Leaving his bags open, he returned to the front room. Trees and shrubs and shoreline were melting up from the half-dark, and as they grew sharper, shadowy branches evolving into distinct sprays of needles, the margin of the lake defining itself in precise gray etchings, the things of the world came to seem increasingly imprecise to Shellane. Their precision a clumsy illusion, a poor reflection of the simpler albeit more daunting order he had detected in the house, as if death were simply a refinement of life. He settled back into the chair. Noon approached. Soon a blue Cadillac would come grumbling along the lake road. Soon he would cook breakfast, take a shower, make a plan, erecting a structure that had no other purpose than to repeat itself. He saw himself as he had once been. Rock and roll days. Girlfriend sobbing in a corner of that dingy, brain-damaged apartment in Medford. Him yelling, shouting, because he had no self-justification that could be spoken in a quiet tone or a reasonable voice. The quick drug hit of a score, adrenaline rushes and gleefully desperate escapes, and afterward sitting in a nondescript bar with nondescript men, laughing madly over drink at the skill, the guts and brains required to risk everything for short money in the service of greater men who watched them like spiders watching trained flies and smiled at their ignorance. Walking like a ghost through Detroit. Brushing past the world, touching it just enough to envy its unreal brilliance. Was that it? A life like so many bits of rusty tin threaded onto a gray string? These days of Grace cancelled out every moment of that dreary, heatless past. He put his hand on the telephone, let it rest there for several minutes before lifting the receiver and dialing, not because he was hesitant, but rather stalled, lost in a fugue from which he emerged diminished and uncaring.

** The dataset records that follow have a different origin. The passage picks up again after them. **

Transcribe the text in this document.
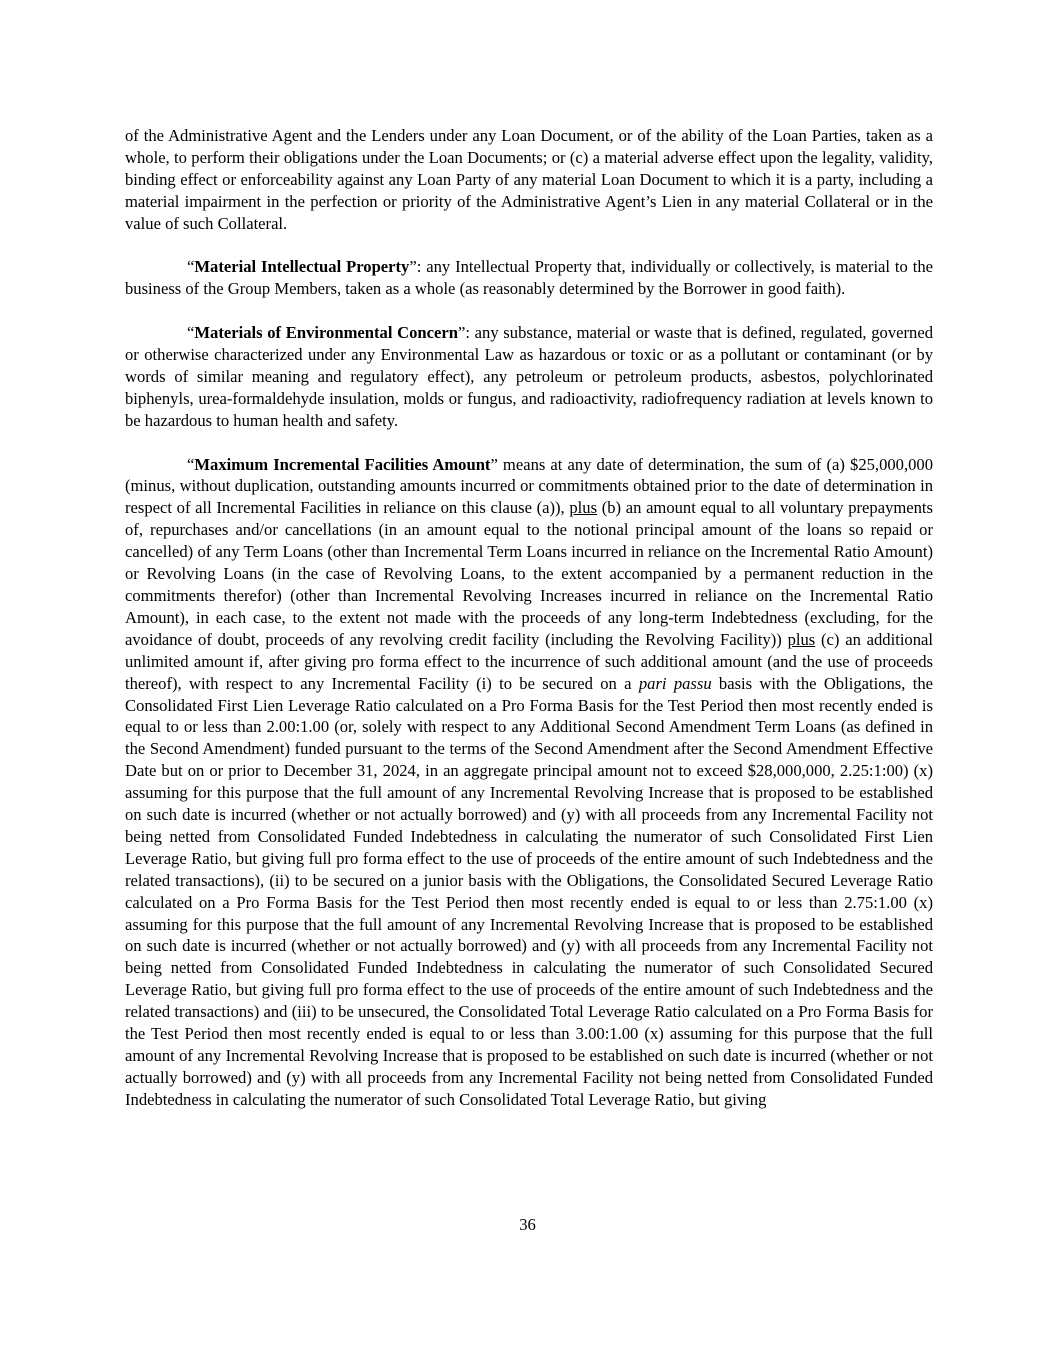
of the Administrative Agent and the Lenders under any Loan Document, or of the ability of the Loan Parties, taken as a whole, to perform their obligations under the Loan Documents; or (c) a material adverse effect upon the legality, validity, binding effect or enforceability against any Loan Party of any material Loan Document to which it is a party, including a material impairment in the perfection or priority of the Administrative Agent’s Lien in any material Collateral or in the value of such Collateral.

“Material Intellectual Property”: any Intellectual Property that, individually or collectively, is material to the business of the Group Members, taken as a whole (as reasonably determined by the Borrower in good faith).

“Materials of Environmental Concern”: any substance, material or waste that is defined, regulated, governed or otherwise characterized under any Environmental Law as hazardous or toxic or as a pollutant or contaminant (or by words of similar meaning and regulatory effect), any petroleum or petroleum products, asbestos, polychlorinated biphenyls, urea-formaldehyde insulation, molds or fungus, and radioactivity, radiofrequency radiation at levels known to be hazardous to human health and safety.

“Maximum Incremental Facilities Amount” means at any date of determination, the sum of (a) $25,000,000 (minus, without duplication, outstanding amounts incurred or commitments obtained prior to the date of determination in respect of all Incremental Facilities in reliance on this clause (a)), plus (b) an amount equal to all voluntary prepayments of, repurchases and/or cancellations (in an amount equal to the notional principal amount of the loans so repaid or cancelled) of any Term Loans (other than Incremental Term Loans incurred in reliance on the Incremental Ratio Amount) or Revolving Loans (in the case of Revolving Loans, to the extent accompanied by a permanent reduction in the commitments therefor) (other than Incremental Revolving Increases incurred in reliance on the Incremental Ratio Amount), in each case, to the extent not made with the proceeds of any long-term Indebtedness (excluding, for the avoidance of doubt, proceeds of any revolving credit facility (including the Revolving Facility)) plus (c) an additional unlimited amount if, after giving pro forma effect to the incurrence of such additional amount (and the use of proceeds thereof), with respect to any Incremental Facility (i) to be secured on a pari passu basis with the Obligations, the Consolidated First Lien Leverage Ratio calculated on a Pro Forma Basis for the Test Period then most recently ended is equal to or less than 2.00:1.00 (or, solely with respect to any Additional Second Amendment Term Loans (as defined in the Second Amendment) funded pursuant to the terms of the Second Amendment after the Second Amendment Effective Date but on or prior to December 31, 2024, in an aggregate principal amount not to exceed $28,000,000, 2.25:1:00) (x) assuming for this purpose that the full amount of any Incremental Revolving Increase that is proposed to be established on such date is incurred (whether or not actually borrowed) and (y) with all proceeds from any Incremental Facility not being netted from Consolidated Funded Indebtedness in calculating the numerator of such Consolidated First Lien Leverage Ratio, but giving full pro forma effect to the use of proceeds of the entire amount of such Indebtedness and the related transactions), (ii) to be secured on a junior basis with the Obligations, the Consolidated Secured Leverage Ratio calculated on a Pro Forma Basis for the Test Period then most recently ended is equal to or less than 2.75:1.00 (x) assuming for this purpose that the full amount of any Incremental Revolving Increase that is proposed to be established on such date is incurred (whether or not actually borrowed) and (y) with all proceeds from any Incremental Facility not being netted from Consolidated Funded Indebtedness in calculating the numerator of such Consolidated Secured Leverage Ratio, but giving full pro forma effect to the use of proceeds of the entire amount of such Indebtedness and the related transactions) and (iii) to be unsecured, the Consolidated Total Leverage Ratio calculated on a Pro Forma Basis for the Test Period then most recently ended is equal to or less than 3.00:1.00 (x) assuming for this purpose that the full amount of any Incremental Revolving Increase that is proposed to be established on such date is incurred (whether or not actually borrowed) and (y) with all proceeds from any Incremental Facility not being netted from Consolidated Funded Indebtedness in calculating the numerator of such Consolidated Total Leverage Ratio, but giving

36
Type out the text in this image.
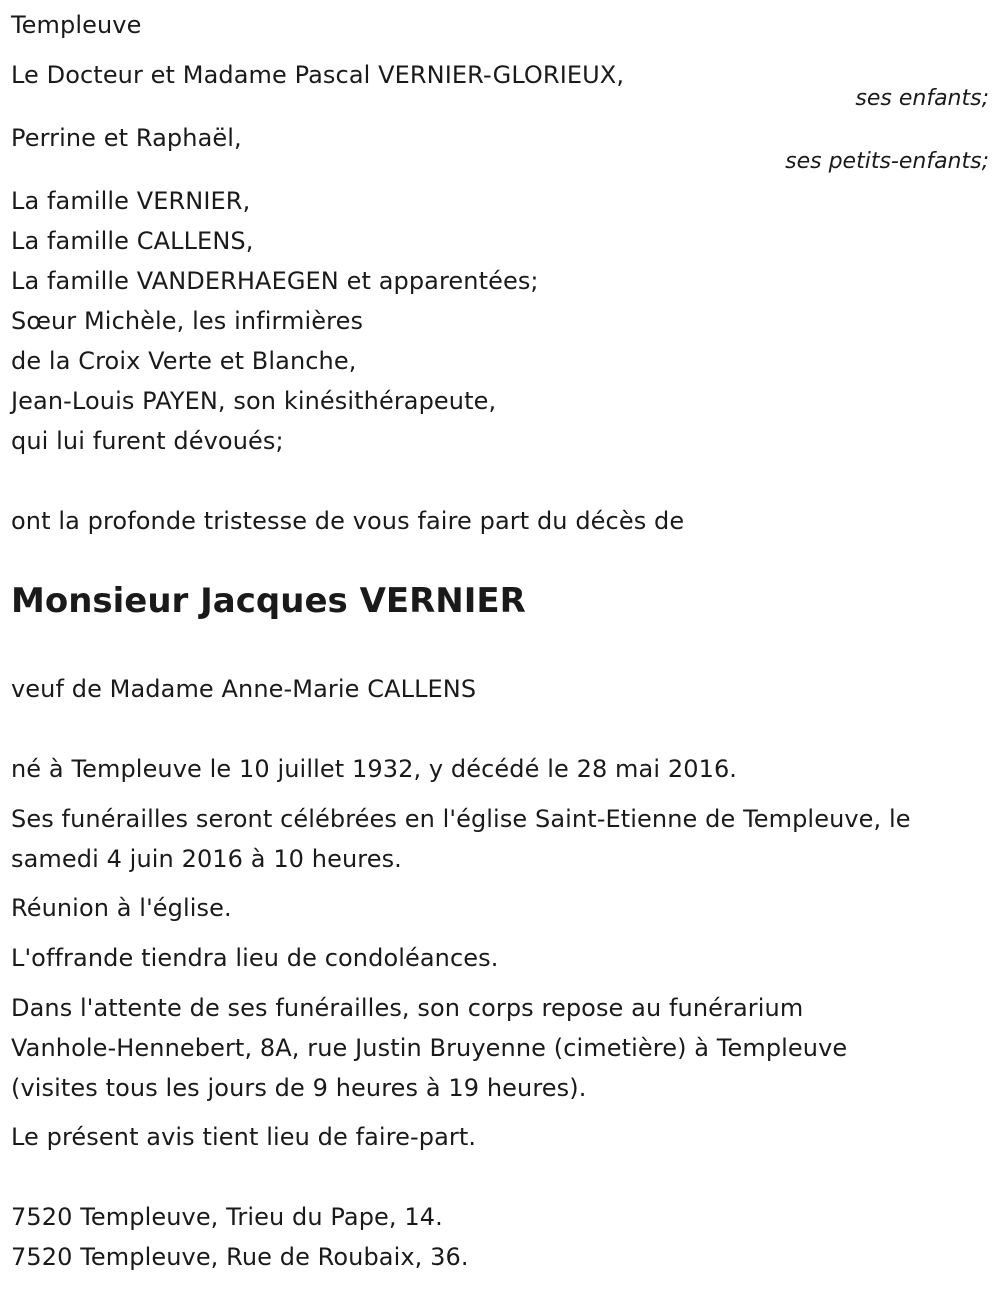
Templeuve
Le Docteur et Madame Pascal VERNIER-GLORIEUX,
ses enfants;
Perrine et Raphaël,
ses petits-enfants;
La famille VERNIER,
La famille CALLENS,
La famille VANDERHAEGEN et apparentées;
Sœur Michèle, les infirmières
de la Croix Verte et Blanche,
Jean-Louis PAYEN, son kinésithérapeute,
qui lui furent dévoués;
ont la profonde tristesse de vous faire part du décès de
Monsieur Jacques VERNIER
veuf de Madame Anne-Marie CALLENS
né à Templeuve le 10 juillet 1932, y décédé le 28 mai 2016.
Ses funérailles seront célébrées en l'église Saint-Etienne de Templeuve, le
samedi 4 juin 2016 à 10 heures.
Réunion à l'église.
L'offrande tiendra lieu de condoléances.
Dans l'attente de ses funérailles, son corps repose au funérarium
Vanhole-Hennebert, 8A, rue Justin Bruyenne (cimetière) à Templeuve
(visites tous les jours de 9 heures à 19 heures).
Le présent avis tient lieu de faire-part.
7520 Templeuve, Trieu du Pape, 14.
7520 Templeuve, Rue de Roubaix, 36.
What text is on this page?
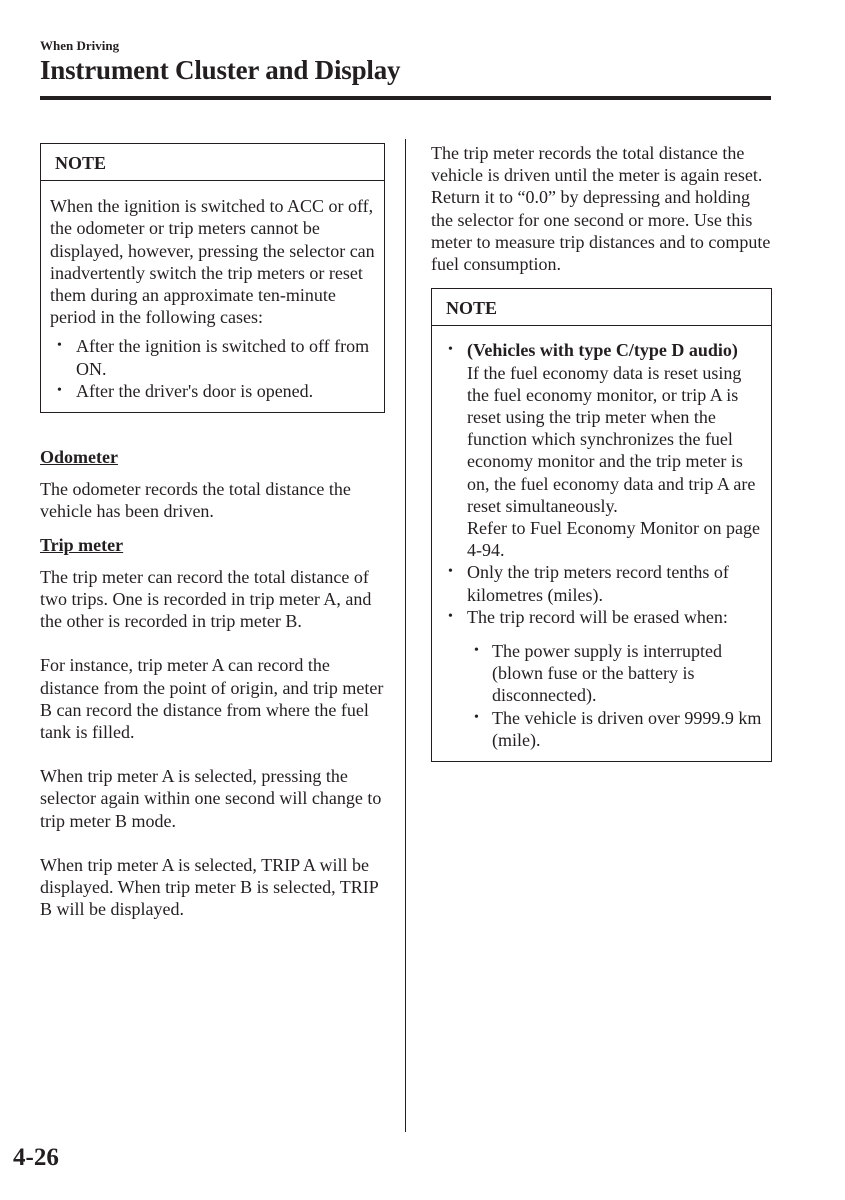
When Driving
Instrument Cluster and Display
NOTE

When the ignition is switched to ACC or off, the odometer or trip meters cannot be displayed, however, pressing the selector can inadvertently switch the trip meters or reset them during an approximate ten-minute period in the following cases:

• After the ignition is switched to off from ON.
• After the driver's door is opened.

Odometer

The odometer records the total distance the vehicle has been driven.

Trip meter

The trip meter can record the total distance of two trips. One is recorded in trip meter A, and the other is recorded in trip meter B.

For instance, trip meter A can record the distance from the point of origin, and trip meter B can record the distance from where the fuel tank is filled.

When trip meter A is selected, pressing the selector again within one second will change to trip meter B mode.

When trip meter A is selected, TRIP A will be displayed. When trip meter B is selected, TRIP B will be displayed.

The trip meter records the total distance the vehicle is driven until the meter is again reset. Return it to “0.0” by depressing and holding the selector for one second or more. Use this meter to measure trip distances and to compute fuel consumption.

NOTE
• (Vehicles with type C/type D audio)
If the fuel economy data is reset using the fuel economy monitor, or trip A is reset using the trip meter when the function which synchronizes the fuel economy monitor and the trip meter is on, the fuel economy data and trip A are reset simultaneously.
Refer to Fuel Economy Monitor on page 4-94.
• Only the trip meters record tenths of kilometres (miles).
• The trip record will be erased when:
• The power supply is interrupted (blown fuse or the battery is disconnected).
• The vehicle is driven over 9999.9 km (mile).
4-26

A man’s voice spoke in his ear. “Yeah, what?”

“You recording this?” Shellane asked.

A pause. “Who’s asking?”

“If you’re not recording, start the tape. I don’t want to have to repeat myself.”

Another pause. “You’re on the tape, pal. Go for it.”

“This is…” Shellane had a thought. A wicked thought, another addition to his Book of Sin. But damned once, damned twice…What did it matter?

“You still there?”

“My name is Avery Broillard,” Shellane said. “I work at the Gas ’n Guzzle in Champion, Michigan. In the Upper Peninsula, about an hour’s drive west of Marquette.”

“No shit? How’s the weather up there?”

“I can tell you how to find Roy Shellane.”

Silence, and then the man said, “That would be extremely helpful, Avery. Why don’tcha go ahead and tell me?”

“It’s tricky…the directions. I’ll have to show you. I work until seven tonight. Can you have somebody up here by seven?”